Banks tend to open on weekdays between 08:15 and 15:30. They close at midday on Saturdays and do not open on Sundays and bank holidays.
Eating & Drinking
For many Zambians, traditional fare is variations on nshima, a kind of ground maize served with meat, fish or vegetables. Visitors will find a range of international fare on offer in shops and restaurants.
Water is generally safe to drink but most visitors tend to prefer bottled water. This is widely available, and it’s always worth just checking the cap is sealed before drinking.
The rainy season is from December to March, with the higher regions seeing greater rainfall than the lowlands.
As the rains depart and the landscape dries, April and May sees evening temperatures drop. This continues through to August so pack some warm clothes for the cooler evenings. By day the weather is clear and sunny and warm.
Zambia’s high season begins in June when the landscape and roads have properly dried, days are fine and cloudless and game sightings are on the increase.
September and October see higher temperatures, with some places like the Lower Zambesi getting really hot. It’s a good time for spotting game though as animals congregate around more limited water holes.
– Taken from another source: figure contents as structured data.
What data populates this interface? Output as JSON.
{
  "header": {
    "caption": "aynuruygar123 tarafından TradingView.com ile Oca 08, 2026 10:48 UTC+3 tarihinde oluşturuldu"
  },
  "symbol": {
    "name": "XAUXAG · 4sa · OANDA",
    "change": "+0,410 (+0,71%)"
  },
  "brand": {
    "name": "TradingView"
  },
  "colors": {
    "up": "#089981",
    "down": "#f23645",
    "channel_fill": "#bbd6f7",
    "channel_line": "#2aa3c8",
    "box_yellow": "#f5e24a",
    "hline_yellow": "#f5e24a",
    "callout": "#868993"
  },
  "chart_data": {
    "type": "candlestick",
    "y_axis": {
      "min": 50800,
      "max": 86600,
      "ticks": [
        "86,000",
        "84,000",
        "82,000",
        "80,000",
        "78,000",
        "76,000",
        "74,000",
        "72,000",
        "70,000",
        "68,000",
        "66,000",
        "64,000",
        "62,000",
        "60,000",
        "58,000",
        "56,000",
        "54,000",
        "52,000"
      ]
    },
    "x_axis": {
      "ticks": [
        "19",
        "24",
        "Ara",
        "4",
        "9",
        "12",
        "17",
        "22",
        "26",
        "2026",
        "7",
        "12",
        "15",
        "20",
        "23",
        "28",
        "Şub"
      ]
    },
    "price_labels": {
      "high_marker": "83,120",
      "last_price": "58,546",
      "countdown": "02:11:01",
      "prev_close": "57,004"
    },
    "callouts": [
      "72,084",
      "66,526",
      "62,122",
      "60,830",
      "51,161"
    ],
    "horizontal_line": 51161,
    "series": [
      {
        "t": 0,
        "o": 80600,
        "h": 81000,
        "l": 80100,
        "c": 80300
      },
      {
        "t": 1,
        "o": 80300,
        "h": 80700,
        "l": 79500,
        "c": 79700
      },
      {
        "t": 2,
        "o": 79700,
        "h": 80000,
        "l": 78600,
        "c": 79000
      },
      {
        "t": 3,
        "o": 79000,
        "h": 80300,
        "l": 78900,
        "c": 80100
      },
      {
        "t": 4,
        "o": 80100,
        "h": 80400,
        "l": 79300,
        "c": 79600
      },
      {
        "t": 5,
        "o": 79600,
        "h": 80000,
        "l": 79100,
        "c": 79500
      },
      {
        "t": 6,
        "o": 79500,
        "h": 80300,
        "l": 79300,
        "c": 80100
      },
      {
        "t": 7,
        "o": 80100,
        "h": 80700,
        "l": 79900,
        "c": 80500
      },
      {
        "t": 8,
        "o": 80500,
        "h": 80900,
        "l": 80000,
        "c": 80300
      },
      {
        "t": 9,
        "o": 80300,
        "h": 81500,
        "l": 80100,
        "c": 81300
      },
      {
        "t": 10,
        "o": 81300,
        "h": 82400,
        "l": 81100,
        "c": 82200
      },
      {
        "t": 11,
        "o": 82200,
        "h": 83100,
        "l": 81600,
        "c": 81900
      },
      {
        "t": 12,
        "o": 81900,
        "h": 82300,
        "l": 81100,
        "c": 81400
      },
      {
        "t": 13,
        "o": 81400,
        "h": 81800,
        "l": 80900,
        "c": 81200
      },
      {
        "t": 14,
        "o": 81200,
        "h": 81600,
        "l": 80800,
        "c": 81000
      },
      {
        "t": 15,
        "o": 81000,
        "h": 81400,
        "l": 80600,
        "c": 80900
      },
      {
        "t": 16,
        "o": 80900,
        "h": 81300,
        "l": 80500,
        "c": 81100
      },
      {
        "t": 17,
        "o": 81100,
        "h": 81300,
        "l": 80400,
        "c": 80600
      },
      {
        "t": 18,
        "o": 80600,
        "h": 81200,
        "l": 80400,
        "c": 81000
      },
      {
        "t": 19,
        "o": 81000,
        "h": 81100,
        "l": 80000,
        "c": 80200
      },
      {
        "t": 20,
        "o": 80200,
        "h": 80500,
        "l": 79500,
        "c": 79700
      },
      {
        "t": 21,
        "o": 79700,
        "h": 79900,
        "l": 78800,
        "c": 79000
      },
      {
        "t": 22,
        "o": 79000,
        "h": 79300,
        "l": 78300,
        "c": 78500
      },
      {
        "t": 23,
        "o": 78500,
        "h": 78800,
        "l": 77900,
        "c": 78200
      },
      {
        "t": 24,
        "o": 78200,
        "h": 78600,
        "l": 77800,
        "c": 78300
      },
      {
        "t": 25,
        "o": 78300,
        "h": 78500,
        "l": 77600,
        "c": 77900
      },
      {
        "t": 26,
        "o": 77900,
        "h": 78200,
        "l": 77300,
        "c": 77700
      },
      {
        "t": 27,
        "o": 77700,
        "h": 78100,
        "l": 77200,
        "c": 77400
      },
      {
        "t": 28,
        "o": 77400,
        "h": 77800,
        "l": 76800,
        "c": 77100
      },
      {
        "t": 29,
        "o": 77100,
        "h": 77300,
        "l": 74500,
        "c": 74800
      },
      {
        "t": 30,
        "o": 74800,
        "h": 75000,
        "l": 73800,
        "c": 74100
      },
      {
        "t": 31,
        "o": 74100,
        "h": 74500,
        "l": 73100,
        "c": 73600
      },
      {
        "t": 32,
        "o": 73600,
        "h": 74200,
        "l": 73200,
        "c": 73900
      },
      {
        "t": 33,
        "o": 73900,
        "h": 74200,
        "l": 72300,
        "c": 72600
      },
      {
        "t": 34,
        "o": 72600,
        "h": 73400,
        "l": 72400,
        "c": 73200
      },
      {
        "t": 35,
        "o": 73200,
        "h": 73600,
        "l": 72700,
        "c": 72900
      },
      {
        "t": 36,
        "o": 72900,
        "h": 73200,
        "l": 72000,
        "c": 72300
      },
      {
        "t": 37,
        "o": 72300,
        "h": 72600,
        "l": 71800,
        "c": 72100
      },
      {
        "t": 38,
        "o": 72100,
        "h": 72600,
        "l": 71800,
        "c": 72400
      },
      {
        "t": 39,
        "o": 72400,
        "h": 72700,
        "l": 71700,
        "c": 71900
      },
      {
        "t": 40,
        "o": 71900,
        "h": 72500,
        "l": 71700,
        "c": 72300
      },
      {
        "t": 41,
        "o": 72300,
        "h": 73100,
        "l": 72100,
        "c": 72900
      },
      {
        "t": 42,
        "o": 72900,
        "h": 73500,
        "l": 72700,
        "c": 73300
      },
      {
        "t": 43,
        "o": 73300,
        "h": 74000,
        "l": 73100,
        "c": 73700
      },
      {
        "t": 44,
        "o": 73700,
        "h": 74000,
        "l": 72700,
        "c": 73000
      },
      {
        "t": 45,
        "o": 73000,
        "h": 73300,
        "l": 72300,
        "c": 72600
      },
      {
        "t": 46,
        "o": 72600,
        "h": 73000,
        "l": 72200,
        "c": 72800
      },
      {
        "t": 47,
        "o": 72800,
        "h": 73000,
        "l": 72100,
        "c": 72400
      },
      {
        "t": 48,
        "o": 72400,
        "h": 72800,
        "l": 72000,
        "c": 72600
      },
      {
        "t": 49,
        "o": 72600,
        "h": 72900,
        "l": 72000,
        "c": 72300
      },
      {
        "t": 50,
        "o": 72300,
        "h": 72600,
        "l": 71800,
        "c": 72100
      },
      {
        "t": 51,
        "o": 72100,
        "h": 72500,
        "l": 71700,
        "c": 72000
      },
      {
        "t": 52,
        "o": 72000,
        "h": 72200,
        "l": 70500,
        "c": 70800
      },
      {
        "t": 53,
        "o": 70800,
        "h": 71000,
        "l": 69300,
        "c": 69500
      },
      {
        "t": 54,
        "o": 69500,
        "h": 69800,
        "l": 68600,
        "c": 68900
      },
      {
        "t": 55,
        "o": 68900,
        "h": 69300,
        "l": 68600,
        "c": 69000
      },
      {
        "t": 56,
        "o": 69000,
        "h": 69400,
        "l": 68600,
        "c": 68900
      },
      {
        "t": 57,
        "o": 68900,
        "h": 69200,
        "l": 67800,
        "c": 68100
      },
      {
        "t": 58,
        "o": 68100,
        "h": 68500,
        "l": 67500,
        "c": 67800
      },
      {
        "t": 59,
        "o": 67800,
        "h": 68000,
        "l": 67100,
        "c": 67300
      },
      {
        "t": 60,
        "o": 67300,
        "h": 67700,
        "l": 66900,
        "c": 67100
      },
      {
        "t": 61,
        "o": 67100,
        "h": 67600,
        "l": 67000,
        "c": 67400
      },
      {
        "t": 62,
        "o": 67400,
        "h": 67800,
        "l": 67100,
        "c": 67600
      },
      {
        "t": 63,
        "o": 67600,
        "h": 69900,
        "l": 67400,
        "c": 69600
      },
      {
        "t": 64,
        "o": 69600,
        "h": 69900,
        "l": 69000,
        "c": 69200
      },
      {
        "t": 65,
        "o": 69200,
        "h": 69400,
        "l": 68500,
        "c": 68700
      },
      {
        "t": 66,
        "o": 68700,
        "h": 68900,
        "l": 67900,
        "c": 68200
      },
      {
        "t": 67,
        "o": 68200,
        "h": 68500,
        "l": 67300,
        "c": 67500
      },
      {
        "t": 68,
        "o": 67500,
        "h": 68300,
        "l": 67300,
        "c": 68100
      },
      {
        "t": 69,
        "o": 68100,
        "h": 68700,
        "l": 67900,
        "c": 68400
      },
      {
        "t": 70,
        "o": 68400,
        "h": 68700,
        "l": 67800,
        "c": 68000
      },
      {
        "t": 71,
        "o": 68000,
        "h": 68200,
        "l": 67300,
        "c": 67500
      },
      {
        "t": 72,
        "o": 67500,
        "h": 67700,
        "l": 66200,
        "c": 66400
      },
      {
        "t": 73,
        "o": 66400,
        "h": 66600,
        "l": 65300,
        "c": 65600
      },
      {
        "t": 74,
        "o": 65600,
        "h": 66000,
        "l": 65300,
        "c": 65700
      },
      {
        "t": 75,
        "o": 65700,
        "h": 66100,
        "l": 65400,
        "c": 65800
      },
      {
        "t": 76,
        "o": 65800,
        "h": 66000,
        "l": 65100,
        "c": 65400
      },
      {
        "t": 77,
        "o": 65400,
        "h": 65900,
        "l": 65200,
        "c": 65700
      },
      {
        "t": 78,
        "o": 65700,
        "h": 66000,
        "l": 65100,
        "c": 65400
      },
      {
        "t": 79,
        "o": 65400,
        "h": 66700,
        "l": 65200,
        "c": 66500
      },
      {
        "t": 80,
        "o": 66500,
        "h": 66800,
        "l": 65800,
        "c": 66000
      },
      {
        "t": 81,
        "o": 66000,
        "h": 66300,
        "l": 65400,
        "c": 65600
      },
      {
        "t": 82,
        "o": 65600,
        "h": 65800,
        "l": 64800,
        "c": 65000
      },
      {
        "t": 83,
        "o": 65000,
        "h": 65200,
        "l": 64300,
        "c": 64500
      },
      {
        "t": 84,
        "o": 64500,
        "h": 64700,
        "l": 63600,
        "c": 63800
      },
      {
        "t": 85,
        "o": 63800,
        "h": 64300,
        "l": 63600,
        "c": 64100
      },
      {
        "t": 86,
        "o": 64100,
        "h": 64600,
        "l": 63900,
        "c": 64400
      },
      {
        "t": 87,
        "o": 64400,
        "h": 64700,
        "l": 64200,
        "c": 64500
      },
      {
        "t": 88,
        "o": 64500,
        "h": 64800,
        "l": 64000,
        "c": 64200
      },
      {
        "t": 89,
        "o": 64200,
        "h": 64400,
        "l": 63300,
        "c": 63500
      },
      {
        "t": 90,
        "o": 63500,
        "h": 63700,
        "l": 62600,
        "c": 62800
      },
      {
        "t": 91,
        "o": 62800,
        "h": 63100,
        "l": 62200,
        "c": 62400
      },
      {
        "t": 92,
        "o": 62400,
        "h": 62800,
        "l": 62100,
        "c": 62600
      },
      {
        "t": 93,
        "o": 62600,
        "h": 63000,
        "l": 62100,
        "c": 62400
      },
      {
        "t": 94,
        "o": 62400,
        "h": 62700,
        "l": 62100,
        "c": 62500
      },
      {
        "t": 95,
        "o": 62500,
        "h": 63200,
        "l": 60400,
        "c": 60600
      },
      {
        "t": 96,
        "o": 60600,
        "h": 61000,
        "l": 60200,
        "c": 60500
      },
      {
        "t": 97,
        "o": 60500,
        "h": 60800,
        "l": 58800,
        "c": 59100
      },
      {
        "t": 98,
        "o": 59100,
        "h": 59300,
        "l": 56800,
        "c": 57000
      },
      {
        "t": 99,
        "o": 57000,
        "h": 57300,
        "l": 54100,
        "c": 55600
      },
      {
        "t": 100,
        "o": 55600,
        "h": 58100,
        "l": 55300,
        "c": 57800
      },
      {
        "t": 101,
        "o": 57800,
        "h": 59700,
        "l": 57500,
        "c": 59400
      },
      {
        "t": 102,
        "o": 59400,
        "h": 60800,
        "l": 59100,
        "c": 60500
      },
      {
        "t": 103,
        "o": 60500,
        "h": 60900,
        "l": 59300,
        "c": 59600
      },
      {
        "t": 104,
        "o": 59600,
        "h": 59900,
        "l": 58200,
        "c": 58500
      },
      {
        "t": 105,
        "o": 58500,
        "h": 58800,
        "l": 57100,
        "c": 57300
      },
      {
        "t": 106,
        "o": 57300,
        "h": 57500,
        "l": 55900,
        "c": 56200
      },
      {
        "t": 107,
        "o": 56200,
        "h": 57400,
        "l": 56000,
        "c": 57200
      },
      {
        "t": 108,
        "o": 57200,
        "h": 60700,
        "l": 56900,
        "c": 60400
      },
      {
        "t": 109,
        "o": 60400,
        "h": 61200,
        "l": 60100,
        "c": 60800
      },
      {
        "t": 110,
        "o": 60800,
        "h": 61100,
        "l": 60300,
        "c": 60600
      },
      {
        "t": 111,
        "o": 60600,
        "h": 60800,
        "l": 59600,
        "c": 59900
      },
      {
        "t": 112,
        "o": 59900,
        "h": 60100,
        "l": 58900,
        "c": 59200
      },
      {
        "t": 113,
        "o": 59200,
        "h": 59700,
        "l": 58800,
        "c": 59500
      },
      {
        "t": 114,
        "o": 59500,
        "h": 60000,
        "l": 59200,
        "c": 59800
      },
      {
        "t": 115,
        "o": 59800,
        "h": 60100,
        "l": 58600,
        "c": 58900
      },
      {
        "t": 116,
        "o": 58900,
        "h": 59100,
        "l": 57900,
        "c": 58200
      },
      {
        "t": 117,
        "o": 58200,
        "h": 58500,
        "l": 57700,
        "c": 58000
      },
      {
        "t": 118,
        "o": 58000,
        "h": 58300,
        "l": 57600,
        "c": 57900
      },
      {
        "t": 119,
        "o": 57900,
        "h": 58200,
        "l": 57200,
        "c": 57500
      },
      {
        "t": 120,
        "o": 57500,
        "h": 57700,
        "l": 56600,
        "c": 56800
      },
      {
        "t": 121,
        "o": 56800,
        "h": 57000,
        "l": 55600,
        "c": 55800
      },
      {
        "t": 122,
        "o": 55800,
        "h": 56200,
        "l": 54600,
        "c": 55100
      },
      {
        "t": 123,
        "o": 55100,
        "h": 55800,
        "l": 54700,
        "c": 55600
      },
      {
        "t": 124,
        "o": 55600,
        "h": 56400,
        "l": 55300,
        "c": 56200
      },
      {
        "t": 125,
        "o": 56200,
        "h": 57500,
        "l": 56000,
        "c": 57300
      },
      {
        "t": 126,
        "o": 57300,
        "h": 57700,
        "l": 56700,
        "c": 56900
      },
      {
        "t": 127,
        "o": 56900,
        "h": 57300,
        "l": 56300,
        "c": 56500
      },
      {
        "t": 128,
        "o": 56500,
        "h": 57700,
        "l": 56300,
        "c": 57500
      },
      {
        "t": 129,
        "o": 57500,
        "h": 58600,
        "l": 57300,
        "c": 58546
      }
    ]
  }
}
November can be very changeable, with hot, dry days as well as the first rains.
With mild winters and searing summer heat, this is a place for light, comfortable clothing. A warm jacket of fleece will be essential for the cooler evenings.
As always, a sunhat should be considered essential, as well as sunscreen and insect repellent.
Zambian current is 220/240v with square and round sockets in use.